Related: What Investors Should Know About the Home Inspection Process

due-diligence-inspection

3. Title Search

This step occurs concurrently to step No. 2. A title search when a title company verifies that whoever claims to own the house actually does. This search will also make sure the deed is clean and doesn’t have any liens or encumbrances, as well as making sure the deed holders paid their taxes and so on.

All kinds of things come up in a title report, which shows how clean the title is. It will show a title commitment to you, the buyer. Remember that this stage is done by a third party (title company) where they do all kinds of investigating. This stage takes typically 30 days.

4. Bank Underwriting You

This stage is where the bank reviews your financials, tax returns, bank statements, etc. This is the bank approving you as a borrower. If you’re buying a single-family home that you’re going to occupy, this can also be called getting pre-qualified.

If you’re buying a rental property and not an FHA-mortgaged home, the bank is unlikely to begin this process until you’re under contract. They won’t want to spend their time on you until they know you’ve landed a deal.

This process can take anywhere from 45-90 days. It all depends on the bank and their process. In most cases, the bank won’t outright tell you it could take 90 days, but be prepared for it.

bank-underwriting

5. Bank Underwriting the Deal aka Appraisal

This is where you get loan approval. This doesn’t necessarily cost you a lot of money since it’s an application fee. But if you’re buying a commercial building, it will cost you more. Depending on the bank, they may do environmental impact studies (such as a Phase 1 Analysis). They may also send out an inspector to do a thorough inspection. (FYI, this will cost you.)

Usually, this process takes about 30 days. What some investors do in this stage (if they want to close the deal fast) is underwrite the deal before they’re pre-approved by the bank. This can then tighten the timeline.

Note: If you’re buying a small multifamily property, some investors don’t like to do this step (since money is coming out of their pocket) until the due diligence period is over, instead of letting the steps overlap. 

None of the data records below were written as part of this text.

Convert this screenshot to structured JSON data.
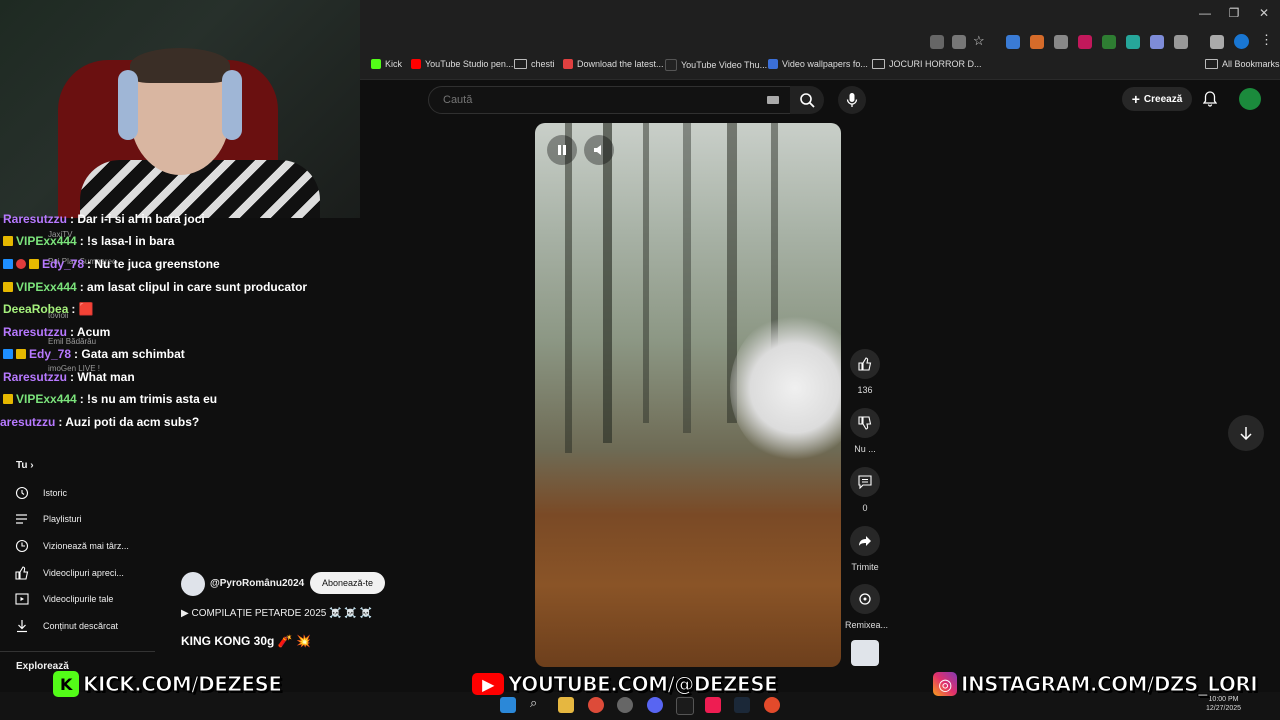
{
  "browser": {
    "bookmarks": [
      {
        "label": "Kick",
        "color": "#53fc18"
      },
      {
        "label": "YouTube Studio pen...",
        "color": "#ff0000"
      },
      {
        "label": "chesti",
        "folder": true
      },
      {
        "label": "Download the latest...",
        "color": "#e04040"
      },
      {
        "label": "YouTube Video Thu...",
        "color": "#222222"
      },
      {
        "label": "Video wallpapers fo...",
        "color": "#3b6fd8"
      },
      {
        "label": "JOCURI HORROR D...",
        "folder": true
      }
    ],
    "all_bookmarks": "All Bookmarks"
  },
  "youtube": {
    "search_placeholder": "Caută",
    "create_label": "Creează",
    "actions": {
      "like_count": "136",
      "dislike_label": "Nu ...",
      "comment_count": "0",
      "share_label": "Trimite",
      "remix_label": "Remixea..."
    },
    "channel": "@PyroRomânu2024",
    "subscribe_label": "Abonează-te",
    "playlist_line": "▶ COMPILAȚIE PETARDE 2025 ☠️ ☠️ ☠️",
    "short_title": "KING KONG 30g 🧨 💥"
  },
  "sidebar": {
    "section_you": "Tu",
    "items": [
      {
        "label": "Istoric",
        "icon": "history-icon"
      },
      {
        "label": "Playlisturi",
        "icon": "playlist-icon"
      },
      {
        "label": "Vizionează mai târz...",
        "icon": "clock-icon"
      },
      {
        "label": "Videoclipuri apreci...",
        "icon": "thumbs-up-icon"
      },
      {
        "label": "Videoclipurile tale",
        "icon": "video-icon"
      },
      {
        "label": "Conținut descărcat",
        "icon": "download-icon"
      }
    ],
    "explore": "Explorează"
  },
  "chat": [
    {
      "user": "Raresutzzu",
      "text": ": Dar i-i si al in bara joci",
      "color": "purple",
      "badges": []
    },
    {
      "user": "VIPExx444",
      "text": ": !s lasa-l in bara",
      "color": "green",
      "badges": [
        "yel"
      ]
    },
    {
      "user": "Edy_78",
      "text": ": Nu te juca greenstone",
      "color": "purple",
      "badges": [
        "blue",
        "red",
        "yel"
      ]
    },
    {
      "user": "VIPExx444",
      "text": ": am lasat clipul in care sunt producator",
      "color": "green",
      "badges": [
        "yel"
      ]
    },
    {
      "user": "DeeaRobea",
      "text": ": 🟥",
      "color": "lgreen",
      "badges": []
    },
    {
      "user": "Raresutzzu",
      "text": ": Acum",
      "color": "purple",
      "badges": []
    },
    {
      "user": "Edy_78",
      "text": ": Gata am schimbat",
      "color": "purple",
      "badges": [
        "blue",
        "yel"
      ]
    },
    {
      "user": "Raresutzzu",
      "text": ": What man",
      "color": "purple",
      "badges": []
    },
    {
      "user": "VIPExx444",
      "text": ": !s nu am trimis asta eu",
      "color": "green",
      "badges": [
        "yel"
      ]
    },
    {
      "user": "aresutzzu",
      "text": ": Auzi poti da acm subs?",
      "color": "purple",
      "badges": []
    }
  ],
  "ghost_text": [
    "JaxiTV",
    "Pui Play Sumnerec",
    "tovioii",
    "Emil Bădărău",
    "imoGen LIVE !"
  ],
  "overlay": {
    "kick": "KICK.COM/DEZESE",
    "youtube": "YOUTUBE.COM/@DEZESE",
    "instagram": "INSTAGRAM.COM/DZS_LORI"
  },
  "taskbar": {
    "time": "10:00 PM",
    "date": "12/27/2025"
  }
}
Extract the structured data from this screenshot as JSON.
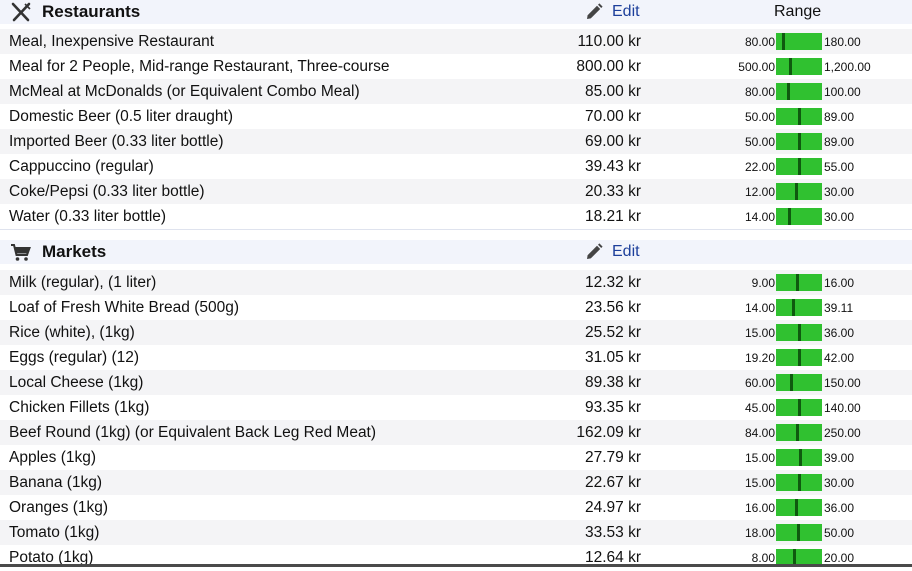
{
  "restaurants": {
    "title": "Restaurants",
    "icon": "fork-knife-icon",
    "edit_label": "Edit",
    "range_label": "Range",
    "items": [
      {
        "name": "Meal, Inexpensive Restaurant",
        "price": "110.00 kr",
        "min": "80.00",
        "max": "180.00",
        "marker": 0.15
      },
      {
        "name": "Meal for 2 People, Mid-range Restaurant, Three-course",
        "price": "800.00 kr",
        "min": "500.00",
        "max": "1,200.00",
        "marker": 0.3
      },
      {
        "name": "McMeal at McDonalds (or Equivalent Combo Meal)",
        "price": "85.00 kr",
        "min": "80.00",
        "max": "100.00",
        "marker": 0.25
      },
      {
        "name": "Domestic Beer (0.5 liter draught)",
        "price": "70.00 kr",
        "min": "50.00",
        "max": "89.00",
        "marker": 0.5
      },
      {
        "name": "Imported Beer (0.33 liter bottle)",
        "price": "69.00 kr",
        "min": "50.00",
        "max": "89.00",
        "marker": 0.5
      },
      {
        "name": "Cappuccino (regular)",
        "price": "39.43 kr",
        "min": "22.00",
        "max": "55.00",
        "marker": 0.5
      },
      {
        "name": "Coke/Pepsi (0.33 liter bottle)",
        "price": "20.33 kr",
        "min": "12.00",
        "max": "30.00",
        "marker": 0.45
      },
      {
        "name": "Water (0.33 liter bottle)",
        "price": "18.21 kr",
        "min": "14.00",
        "max": "30.00",
        "marker": 0.27
      }
    ]
  },
  "markets": {
    "title": "Markets",
    "icon": "shopping-cart-icon",
    "edit_label": "Edit",
    "items": [
      {
        "name": "Milk (regular), (1 liter)",
        "price": "12.32 kr",
        "min": "9.00",
        "max": "16.00",
        "marker": 0.47
      },
      {
        "name": "Loaf of Fresh White Bread (500g)",
        "price": "23.56 kr",
        "min": "14.00",
        "max": "39.11",
        "marker": 0.38
      },
      {
        "name": "Rice (white), (1kg)",
        "price": "25.52 kr",
        "min": "15.00",
        "max": "36.00",
        "marker": 0.5
      },
      {
        "name": "Eggs (regular) (12)",
        "price": "31.05 kr",
        "min": "19.20",
        "max": "42.00",
        "marker": 0.52
      },
      {
        "name": "Local Cheese (1kg)",
        "price": "89.38 kr",
        "min": "60.00",
        "max": "150.00",
        "marker": 0.33
      },
      {
        "name": "Chicken Fillets (1kg)",
        "price": "93.35 kr",
        "min": "45.00",
        "max": "140.00",
        "marker": 0.51
      },
      {
        "name": "Beef Round (1kg) (or Equivalent Back Leg Red Meat)",
        "price": "162.09 kr",
        "min": "84.00",
        "max": "250.00",
        "marker": 0.47
      },
      {
        "name": "Apples (1kg)",
        "price": "27.79 kr",
        "min": "15.00",
        "max": "39.00",
        "marker": 0.53
      },
      {
        "name": "Banana (1kg)",
        "price": "22.67 kr",
        "min": "15.00",
        "max": "30.00",
        "marker": 0.51
      },
      {
        "name": "Oranges (1kg)",
        "price": "24.97 kr",
        "min": "16.00",
        "max": "36.00",
        "marker": 0.45
      },
      {
        "name": "Tomato (1kg)",
        "price": "33.53 kr",
        "min": "18.00",
        "max": "50.00",
        "marker": 0.48
      },
      {
        "name": "Potato (1kg)",
        "price": "12.64 kr",
        "min": "8.00",
        "max": "20.00",
        "marker": 0.39
      }
    ]
  },
  "colors": {
    "bar": "#30c130",
    "marker": "#0f5a0f",
    "link": "#1d3f9b",
    "header_bg": "#f2f4fb",
    "stripe": "#f4f4f6"
  }
}
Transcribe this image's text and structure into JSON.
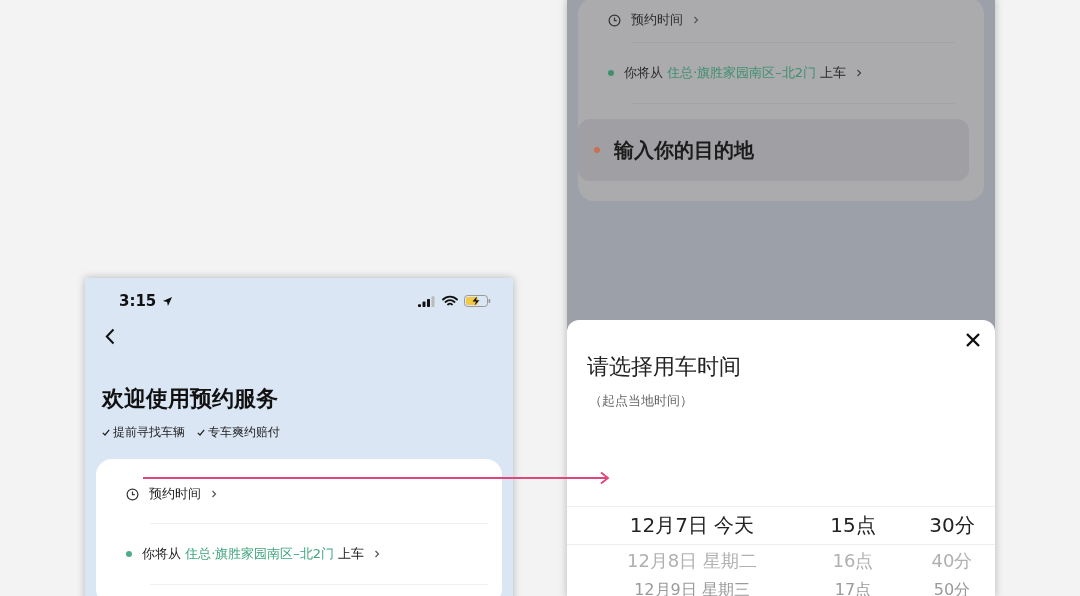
{
  "left_screen": {
    "status_bar": {
      "time": "3:15"
    },
    "title": "欢迎使用预约服务",
    "features": [
      "提前寻找车辆",
      "专车爽约赔付"
    ],
    "booking_time": {
      "label": "预约时间"
    },
    "pickup": {
      "prefix": "你将从",
      "place": "住总·旗胜家园南区–北2门",
      "suffix": "上车"
    }
  },
  "right_screen": {
    "booking_time": {
      "label": "预约时间"
    },
    "pickup": {
      "prefix": "你将从",
      "place": "住总·旗胜家园南区–北2门",
      "suffix": "上车"
    },
    "destination": {
      "placeholder": "输入你的目的地"
    },
    "sheet": {
      "title": "请选择用车时间",
      "subtitle": "（起点当地时间）",
      "columns": [
        {
          "items": [
            {
              "label": "12月7日 今天",
              "selected": true
            },
            {
              "label": "12月8日 星期二",
              "selected": false
            },
            {
              "label": "12月9日 星期三",
              "selected": false
            }
          ]
        },
        {
          "items": [
            {
              "label": "15点",
              "selected": true
            },
            {
              "label": "16点",
              "selected": false
            },
            {
              "label": "17点",
              "selected": false
            }
          ]
        },
        {
          "items": [
            {
              "label": "30分",
              "selected": true
            },
            {
              "label": "40分",
              "selected": false
            },
            {
              "label": "50分",
              "selected": false
            }
          ]
        }
      ]
    }
  }
}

Related: 7 Simple Steps to Get Approved for a Conventional Real Estate Loan

6. Cure Period

This phase has a lot to do with what has taken place in the earlier steps. Maybe the property didn’t appraise for what you thought, the bank found you owe a contractor $10,000 for work done two years ago, or the property isn’t zoned correctly—whatever it may be. This stage uncovers things that need to be cured, hence the name.

This period needs to factor in all the potential issues with the property, the seller, or you. The cure period can affect any of these steps at any time. Depending on the issue, it could increase the timeframe for closing.

In Conclusion…

After all is said and done, the timeline to close on a property amounts to 60-90+ days. I’ve seen a lot less and a lot more. As of this writing, I’m undergoing a deal that has so far taken eight months to close. There were environmental issues and the is bank taking its sweet time.

Though the norm is 60-90+ days, be prepared for it to take longer. Or, I’ve given you ways to condense this timeline if you wish. But now you know the reality of closing a real estate deal.

What are other surprises that can come up during this process, and how do you navigate all of this?